“I am a firm believer that the role of academics is to make their knowledge accessible to the public. I cherish the opportunity to research, write, and share knowledge and information that would benefit as many people as possible.”
So wrote a participant in our Communicating Science course, where scientists, professionals, and other academics learn how to contribute their knowledge to Wikipedia. Now, a new round of Wikipedia Fellows are diving into Wikipedia policies, editing, and more.
Scientists recognize the importance of communicating about science to the general public. When scientific information reaches outside of the academy, more people are equipped to make better informed political and behavioral choices. And, as we’ve written about before, Wikipedia is an effective route for communicating with and educating the public. It turns out that not only does the public rely on Wikipedia for science information, but so do scientists! That’s why engaging scholars with scientific backgrounds in Wikipedia editing is so important.
Meet our latest Wikipedia Fellows who will be communicating science topics!
American Chemical Society
Margery Ashmun is a Science Reference Librarian at Drew University with a background in secondary science education and business experience in the chemical industry. She is interested in exploring how (1) to use Wikipedia and its concepts to build information literacy skills, (2) to encourage faculty to explore incorporating wiki-thons to support their curriculum (in some fashion), and (3) to explore how her campus’ digital humanities group could benefit from interacting with Wikipedia. She is interested in contributing to articles related to education, particularly STEM, secondary education, and higher education — and to articles related to aspects of modern business practices.
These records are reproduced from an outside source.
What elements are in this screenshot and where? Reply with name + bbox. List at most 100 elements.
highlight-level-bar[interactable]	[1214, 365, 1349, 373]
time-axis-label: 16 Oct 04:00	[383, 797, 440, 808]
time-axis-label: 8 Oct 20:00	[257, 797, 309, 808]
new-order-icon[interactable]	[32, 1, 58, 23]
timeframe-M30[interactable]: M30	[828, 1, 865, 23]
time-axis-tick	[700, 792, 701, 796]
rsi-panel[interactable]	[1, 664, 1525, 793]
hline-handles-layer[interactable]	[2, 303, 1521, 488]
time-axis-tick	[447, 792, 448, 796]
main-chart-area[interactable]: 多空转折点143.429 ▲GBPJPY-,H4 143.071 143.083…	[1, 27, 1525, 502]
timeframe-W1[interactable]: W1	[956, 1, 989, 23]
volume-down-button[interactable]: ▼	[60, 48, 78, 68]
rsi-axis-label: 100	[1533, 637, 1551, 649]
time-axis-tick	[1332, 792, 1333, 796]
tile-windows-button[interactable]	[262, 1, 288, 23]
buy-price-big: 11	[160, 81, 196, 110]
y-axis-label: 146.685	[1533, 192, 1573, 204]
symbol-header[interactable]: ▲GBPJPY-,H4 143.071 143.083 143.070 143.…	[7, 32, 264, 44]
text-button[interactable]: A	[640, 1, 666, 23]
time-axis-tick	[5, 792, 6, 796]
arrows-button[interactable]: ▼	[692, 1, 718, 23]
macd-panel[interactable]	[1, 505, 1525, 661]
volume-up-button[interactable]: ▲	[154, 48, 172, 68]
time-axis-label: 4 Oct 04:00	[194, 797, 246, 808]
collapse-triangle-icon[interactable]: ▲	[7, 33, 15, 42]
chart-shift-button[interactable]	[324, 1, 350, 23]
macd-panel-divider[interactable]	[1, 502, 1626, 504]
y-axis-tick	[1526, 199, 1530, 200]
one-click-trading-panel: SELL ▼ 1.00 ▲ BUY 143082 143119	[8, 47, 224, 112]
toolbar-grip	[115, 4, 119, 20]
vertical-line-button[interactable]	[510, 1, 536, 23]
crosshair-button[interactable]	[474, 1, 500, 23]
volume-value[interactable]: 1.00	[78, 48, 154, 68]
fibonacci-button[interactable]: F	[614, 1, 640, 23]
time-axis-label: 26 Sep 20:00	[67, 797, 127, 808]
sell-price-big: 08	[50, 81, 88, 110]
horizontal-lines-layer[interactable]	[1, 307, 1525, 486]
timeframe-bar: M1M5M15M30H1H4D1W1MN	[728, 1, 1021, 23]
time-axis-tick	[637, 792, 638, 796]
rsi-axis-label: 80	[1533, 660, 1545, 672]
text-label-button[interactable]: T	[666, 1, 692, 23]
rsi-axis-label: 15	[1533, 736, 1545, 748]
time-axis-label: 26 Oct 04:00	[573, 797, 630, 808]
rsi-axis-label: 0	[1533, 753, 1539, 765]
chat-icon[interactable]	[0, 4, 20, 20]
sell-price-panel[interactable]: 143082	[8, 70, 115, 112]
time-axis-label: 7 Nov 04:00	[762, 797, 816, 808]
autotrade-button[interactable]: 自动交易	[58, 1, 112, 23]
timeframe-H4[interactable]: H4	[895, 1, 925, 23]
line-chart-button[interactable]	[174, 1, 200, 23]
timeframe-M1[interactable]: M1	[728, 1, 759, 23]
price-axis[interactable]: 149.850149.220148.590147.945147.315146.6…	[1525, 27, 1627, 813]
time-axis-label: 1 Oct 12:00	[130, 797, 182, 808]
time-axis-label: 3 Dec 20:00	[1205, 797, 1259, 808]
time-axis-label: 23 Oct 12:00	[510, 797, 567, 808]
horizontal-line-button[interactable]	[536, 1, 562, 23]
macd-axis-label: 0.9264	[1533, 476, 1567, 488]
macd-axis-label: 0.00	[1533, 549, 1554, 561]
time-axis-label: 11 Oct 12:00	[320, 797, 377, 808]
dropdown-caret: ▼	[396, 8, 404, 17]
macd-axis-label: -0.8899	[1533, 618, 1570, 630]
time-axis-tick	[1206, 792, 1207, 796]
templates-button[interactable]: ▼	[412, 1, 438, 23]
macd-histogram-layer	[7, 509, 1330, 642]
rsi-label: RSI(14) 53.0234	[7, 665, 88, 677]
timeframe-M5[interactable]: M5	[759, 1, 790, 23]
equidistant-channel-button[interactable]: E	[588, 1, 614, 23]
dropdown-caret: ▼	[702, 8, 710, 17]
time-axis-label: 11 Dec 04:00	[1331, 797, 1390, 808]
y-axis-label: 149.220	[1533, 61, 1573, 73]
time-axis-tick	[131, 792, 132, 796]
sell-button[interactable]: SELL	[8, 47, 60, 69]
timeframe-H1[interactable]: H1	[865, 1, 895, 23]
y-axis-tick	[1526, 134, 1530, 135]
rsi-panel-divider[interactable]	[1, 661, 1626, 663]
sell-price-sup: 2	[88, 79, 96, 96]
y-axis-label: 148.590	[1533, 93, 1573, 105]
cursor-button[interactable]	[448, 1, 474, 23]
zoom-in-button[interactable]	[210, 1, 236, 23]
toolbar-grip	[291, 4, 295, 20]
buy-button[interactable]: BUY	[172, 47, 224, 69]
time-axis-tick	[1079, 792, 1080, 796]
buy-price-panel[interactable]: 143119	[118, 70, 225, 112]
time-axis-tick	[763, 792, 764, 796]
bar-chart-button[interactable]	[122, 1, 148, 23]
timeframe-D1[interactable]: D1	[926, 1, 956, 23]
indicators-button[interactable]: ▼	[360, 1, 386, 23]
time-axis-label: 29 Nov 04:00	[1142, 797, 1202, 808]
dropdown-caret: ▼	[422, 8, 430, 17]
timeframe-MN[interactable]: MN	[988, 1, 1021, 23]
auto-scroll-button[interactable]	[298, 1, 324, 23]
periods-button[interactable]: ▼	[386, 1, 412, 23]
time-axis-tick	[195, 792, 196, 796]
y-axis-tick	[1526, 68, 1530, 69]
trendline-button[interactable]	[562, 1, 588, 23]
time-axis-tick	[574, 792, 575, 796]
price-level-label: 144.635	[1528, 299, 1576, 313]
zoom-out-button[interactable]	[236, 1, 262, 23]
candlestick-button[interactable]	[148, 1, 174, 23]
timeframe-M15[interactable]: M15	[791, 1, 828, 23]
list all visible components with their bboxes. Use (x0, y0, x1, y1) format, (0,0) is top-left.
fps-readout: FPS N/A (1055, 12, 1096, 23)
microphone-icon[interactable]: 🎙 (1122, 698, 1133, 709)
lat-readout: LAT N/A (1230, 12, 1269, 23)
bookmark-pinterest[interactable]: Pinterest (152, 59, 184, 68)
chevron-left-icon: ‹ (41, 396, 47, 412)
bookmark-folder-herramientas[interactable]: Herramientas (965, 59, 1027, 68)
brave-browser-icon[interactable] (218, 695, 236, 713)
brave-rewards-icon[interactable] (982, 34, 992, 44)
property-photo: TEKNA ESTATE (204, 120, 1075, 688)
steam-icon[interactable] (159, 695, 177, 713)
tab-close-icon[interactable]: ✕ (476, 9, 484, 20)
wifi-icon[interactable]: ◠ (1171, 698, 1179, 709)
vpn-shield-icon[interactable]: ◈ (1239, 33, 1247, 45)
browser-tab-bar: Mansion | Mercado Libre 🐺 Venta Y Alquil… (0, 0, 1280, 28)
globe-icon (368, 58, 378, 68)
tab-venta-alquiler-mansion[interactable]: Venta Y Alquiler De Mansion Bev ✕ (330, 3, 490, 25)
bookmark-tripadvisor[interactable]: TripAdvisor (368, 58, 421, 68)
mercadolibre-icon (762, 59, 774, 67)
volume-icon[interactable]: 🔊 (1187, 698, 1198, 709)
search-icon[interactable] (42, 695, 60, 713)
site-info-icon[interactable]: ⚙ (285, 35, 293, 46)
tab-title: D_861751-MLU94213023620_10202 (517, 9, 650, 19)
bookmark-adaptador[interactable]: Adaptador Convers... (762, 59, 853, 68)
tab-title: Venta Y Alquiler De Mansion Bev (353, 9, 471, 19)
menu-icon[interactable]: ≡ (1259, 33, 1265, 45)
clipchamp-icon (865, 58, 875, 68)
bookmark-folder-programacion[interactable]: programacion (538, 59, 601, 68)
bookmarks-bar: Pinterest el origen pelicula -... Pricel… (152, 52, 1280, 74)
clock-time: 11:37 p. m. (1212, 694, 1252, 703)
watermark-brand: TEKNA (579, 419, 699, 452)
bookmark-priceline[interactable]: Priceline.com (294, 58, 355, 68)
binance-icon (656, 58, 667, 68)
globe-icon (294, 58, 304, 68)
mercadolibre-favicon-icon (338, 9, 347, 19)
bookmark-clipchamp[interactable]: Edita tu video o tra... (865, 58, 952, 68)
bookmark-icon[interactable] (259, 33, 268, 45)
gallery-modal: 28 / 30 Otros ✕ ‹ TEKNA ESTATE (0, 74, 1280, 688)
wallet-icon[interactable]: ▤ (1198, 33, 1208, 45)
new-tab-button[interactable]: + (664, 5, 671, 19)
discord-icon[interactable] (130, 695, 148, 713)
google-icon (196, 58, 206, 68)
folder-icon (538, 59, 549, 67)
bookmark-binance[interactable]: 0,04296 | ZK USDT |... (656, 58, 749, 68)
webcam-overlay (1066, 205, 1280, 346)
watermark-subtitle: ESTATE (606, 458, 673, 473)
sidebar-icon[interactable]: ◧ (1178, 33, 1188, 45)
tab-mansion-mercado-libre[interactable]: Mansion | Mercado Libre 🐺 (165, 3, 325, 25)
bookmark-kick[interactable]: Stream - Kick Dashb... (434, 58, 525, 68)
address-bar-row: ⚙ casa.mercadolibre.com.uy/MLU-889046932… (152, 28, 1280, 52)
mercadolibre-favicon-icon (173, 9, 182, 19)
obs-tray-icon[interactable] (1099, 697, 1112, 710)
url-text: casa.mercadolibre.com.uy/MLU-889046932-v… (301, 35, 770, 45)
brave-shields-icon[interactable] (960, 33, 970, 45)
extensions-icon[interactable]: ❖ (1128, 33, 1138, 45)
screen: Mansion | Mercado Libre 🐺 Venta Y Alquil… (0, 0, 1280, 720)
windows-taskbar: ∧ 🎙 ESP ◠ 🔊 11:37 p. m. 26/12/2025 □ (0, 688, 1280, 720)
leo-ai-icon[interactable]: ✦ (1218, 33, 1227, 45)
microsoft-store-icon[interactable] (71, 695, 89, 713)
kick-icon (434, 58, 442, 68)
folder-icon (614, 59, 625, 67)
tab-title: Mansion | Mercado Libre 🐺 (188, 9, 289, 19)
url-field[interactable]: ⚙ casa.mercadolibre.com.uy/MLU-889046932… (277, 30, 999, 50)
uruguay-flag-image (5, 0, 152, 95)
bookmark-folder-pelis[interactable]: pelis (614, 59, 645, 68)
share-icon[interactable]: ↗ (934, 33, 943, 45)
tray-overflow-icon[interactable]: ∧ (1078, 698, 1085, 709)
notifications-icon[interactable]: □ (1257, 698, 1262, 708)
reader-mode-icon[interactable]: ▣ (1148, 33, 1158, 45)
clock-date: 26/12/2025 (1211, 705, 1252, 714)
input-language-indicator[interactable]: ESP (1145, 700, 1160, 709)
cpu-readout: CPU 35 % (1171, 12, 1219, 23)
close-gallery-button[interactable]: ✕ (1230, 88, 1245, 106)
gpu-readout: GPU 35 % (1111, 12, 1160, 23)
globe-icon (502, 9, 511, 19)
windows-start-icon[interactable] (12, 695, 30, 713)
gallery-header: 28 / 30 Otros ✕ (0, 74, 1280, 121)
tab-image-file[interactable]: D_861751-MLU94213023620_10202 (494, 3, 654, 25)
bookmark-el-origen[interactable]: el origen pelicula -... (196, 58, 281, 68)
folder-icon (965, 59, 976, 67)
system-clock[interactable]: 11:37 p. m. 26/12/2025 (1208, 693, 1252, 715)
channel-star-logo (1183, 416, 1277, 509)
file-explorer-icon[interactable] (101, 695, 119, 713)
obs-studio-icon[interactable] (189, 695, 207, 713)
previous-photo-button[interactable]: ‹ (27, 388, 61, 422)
Muhammad Faheem is Assistant Professor and Director of Postgraduate Studies at the Department of Chemical Engineering, University of Engineering & Technology, Lahore, Pakistan. He wants to contribute to articles in the domains of chemistry and chemical engineering to make them more understandable to a novice reader.
Joan Muellerleile is Senior Consultant with Proximate Technologies, LLC, and a Polymer Scientist with over 25 years of industry experience in polymer and materials science. She is a successful lead investigator and program manager in a variety of governmental contractor, industrial, and consultant settings for projects ranging from fundamental research and development to business-oriented applications development. Joan’s experience includes the design, performance, characterization, selection, and synthesis of polymers, composites, coatings, and adhesives.
Association for Psychological Science
Theresa Trieu is a research assistant at Uniformed Services University who is interested in improving articles related to psychotherapy and suicide prevention.
Deep Carbon Observatory
Tobias Fischer is Professor in the Department of Earth and Planetary Sciences at the University of New Mexico in Albuquerque. He is interested in deep earth processes, the exchange of material between the earth’s interior and surface, active volcanism, and geothermal energy. He will contribute to articles about volcanoes and their role in earth processes.
Megan Newcombe, a Postdoctoral Scientist at the Carnegie Institution for Science, studies volcanic processes on the Earth and across the solar system. She is excited to contribute to Wikipedia’s geology articles and looks forward to using Wikipedia as a teaching tool.
Kristen Rahilly is a graduate student studying volcanic gases at the University of New Mexico. She is interested in expanding the articles related to volcanoes, volcanic hazards, and biographies on women geoscientists. She hopes to help make findings from the current scientific literature more accessible through inclusion in Wikipedia articles.
Jonathan Tucker is a postdoctoral associate at the Carnegie Institution for Science. He is interested in the composition, evolution, and formation of the Earth. He is passionate about science outreach, education, and literacy.
Stefany Coxe is an associate professor of Quantitative Psychology at Florida International University. She is interested in improving articles related to applied statistical methods, with the aim of making them more accessible to non-statisticians, including researchers in the behavioral sciences and the broader public.